Andrew Tettenborn

The SNP may never recover from its bungled Hate Crime Bill

The SNP's Humza Yousaf (Getty images)

The SNP has, until recently, looked unassailable. But amidst the drama surrounding the Alex Salmond inquiry, could a backlash to one of the party’s headline policy proposals sink the unsinkable?

Opposition to the SNP’s proposed hate speech law is clearly growing. The Holyrood government assumed that pushing through the hate speech component of its Hate Crime and Public Order Bill, published in April 2020, would be plain sailing. It would probably attract the middle-class progressives who traditionally supported the SNP; it also looked fairly easy to sell to ordinary Scots as a technical updating of the law inspired by a carefully-drafted official report from a Court of Session judge.
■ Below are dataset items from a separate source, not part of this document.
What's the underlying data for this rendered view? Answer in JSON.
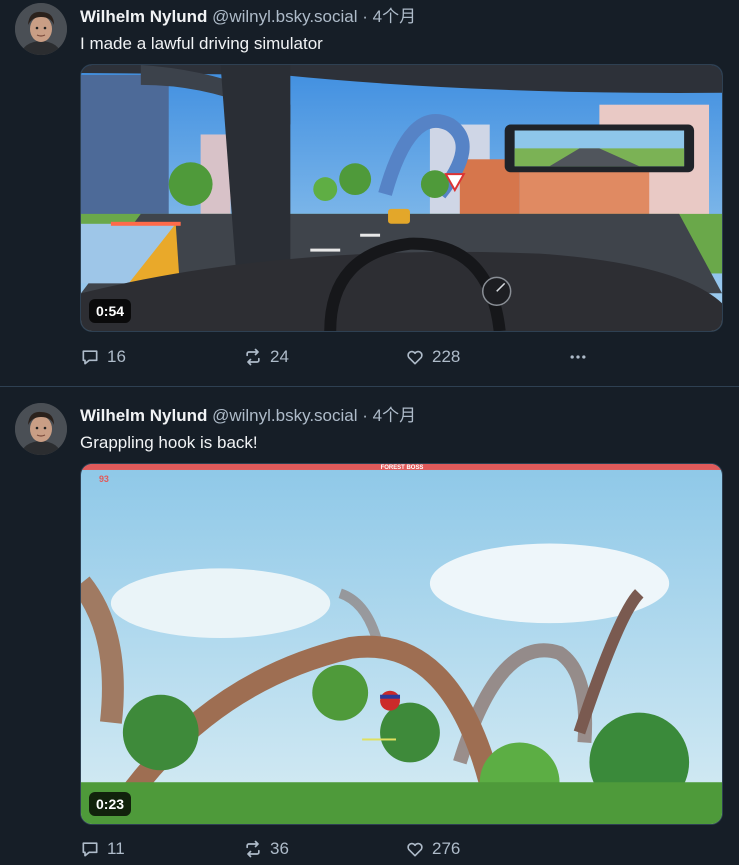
{
  "posts": [
    {
      "author": {
        "display_name": "Wilhelm Nylund",
        "handle": "@wilnyl.bsky.social"
      },
      "separator": "·",
      "timestamp": "4个月",
      "text": "I made a lawful driving simulator",
      "video": {
        "duration": "0:54"
      },
      "stats": {
        "replies": "16",
        "reposts": "24",
        "likes": "228"
      }
    },
    {
      "author": {
        "display_name": "Wilhelm Nylund",
        "handle": "@wilnyl.bsky.social"
      },
      "separator": "·",
      "timestamp": "4个月",
      "text": "Grappling hook is back!",
      "video": {
        "duration": "0:23",
        "hud_title": "FOREST BOSS",
        "hud_score": "93"
      },
      "stats": {
        "replies": "11",
        "reposts": "36",
        "likes": "276"
      }
    }
  ],
  "colors": {
    "background": "#161e27",
    "text": "#f1f3f5",
    "muted": "#aebbc9",
    "border": "#2e4052"
  },
  "icons": [
    "reply-icon",
    "repost-icon",
    "like-icon",
    "more-icon"
  ]
}
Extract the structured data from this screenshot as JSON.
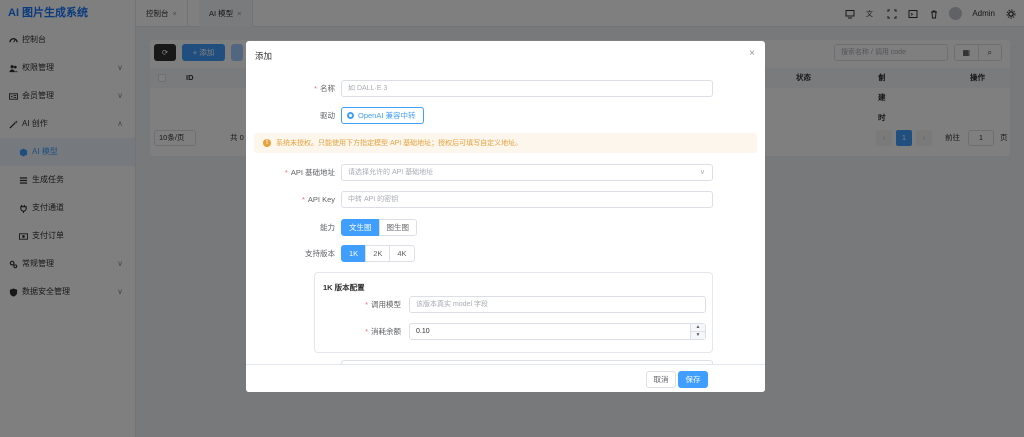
{
  "app": {
    "title": "AI 图片生成系统",
    "accent_color": "#409eff",
    "logo_color": "#1677ff"
  },
  "sidebar": {
    "items": [
      {
        "label": "控制台",
        "icon": "dashboard-icon"
      },
      {
        "label": "权限管理",
        "icon": "users-icon",
        "arrow": "∨"
      },
      {
        "label": "会员管理",
        "icon": "id-card-icon",
        "arrow": "∨"
      },
      {
        "label": "AI 创作",
        "icon": "magic-wand-icon",
        "arrow": "∧"
      },
      {
        "label": "AI 模型",
        "icon": "cube-icon",
        "active": true
      },
      {
        "label": "生成任务",
        "icon": "list-icon"
      },
      {
        "label": "支付通道",
        "icon": "plug-icon"
      },
      {
        "label": "支付订单",
        "icon": "money-icon"
      },
      {
        "label": "常规管理",
        "icon": "settings-icon",
        "arrow": "∨"
      },
      {
        "label": "数据安全管理",
        "icon": "shield-icon",
        "arrow": "∨"
      }
    ]
  },
  "topbar": {
    "tabs": [
      {
        "label": "控制台",
        "close": "×"
      },
      {
        "label": "AI 模型",
        "close": "×"
      }
    ],
    "user": "Admin"
  },
  "background": {
    "add_label": "添加",
    "search_placeholder": "搜索名称 / 调用 code",
    "columns": [
      "ID",
      "状态",
      "创建时间",
      "操作"
    ],
    "sort_mark": "⇕",
    "page_size": "10条/页",
    "total_prefix": "共 0",
    "page": "1",
    "goto_label": "前往",
    "goto_value": "1",
    "page_suffix": "页"
  },
  "dialog": {
    "title": "添加",
    "close": "×",
    "fields": {
      "name": {
        "label": "名称",
        "placeholder": "如 DALL·E 3"
      },
      "driver": {
        "label": "驱动",
        "value": "OpenAI 兼容中转"
      },
      "api_base": {
        "label": "API 基础地址",
        "placeholder": "请选择允许的 API 基础地址"
      },
      "api_key": {
        "label": "API Key",
        "placeholder": "中转 API 的密钥"
      },
      "capability": {
        "label": "能力",
        "options": [
          "文生图",
          "图生图"
        ],
        "selected": "文生图"
      },
      "versions": {
        "label": "支持版本",
        "options": [
          "1K",
          "2K",
          "4K"
        ],
        "selected": "1K"
      }
    },
    "alert": "系统未授权。只能使用下方指定模型 API 基础地址；授权后可填写自定义地址。",
    "alert_icon": "!",
    "version_card": {
      "title": "1K 版本配置",
      "model_label": "调用模型",
      "model_placeholder": "该版本真实 model 字段",
      "cost_label": "消耗余额",
      "cost_value": "0.10"
    },
    "cancel_label": "取消",
    "save_label": "保存"
  }
}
Any opposition from free speech supporters could no doubt be waved away as the rantings of a few unworldly enthusiasts. As a result, Justice Minister Humza Yousaf took the Bill seriously, and was in no mood to compromise.

Holyrood badly misjudged. Any intelligent person could see at a glance that the proposals were a monstrosity. 

It takes quite something to persuade the Catholic Church to make common cause with the National Secular Society

They added greatly to the privileged groups protected from disrespectful references.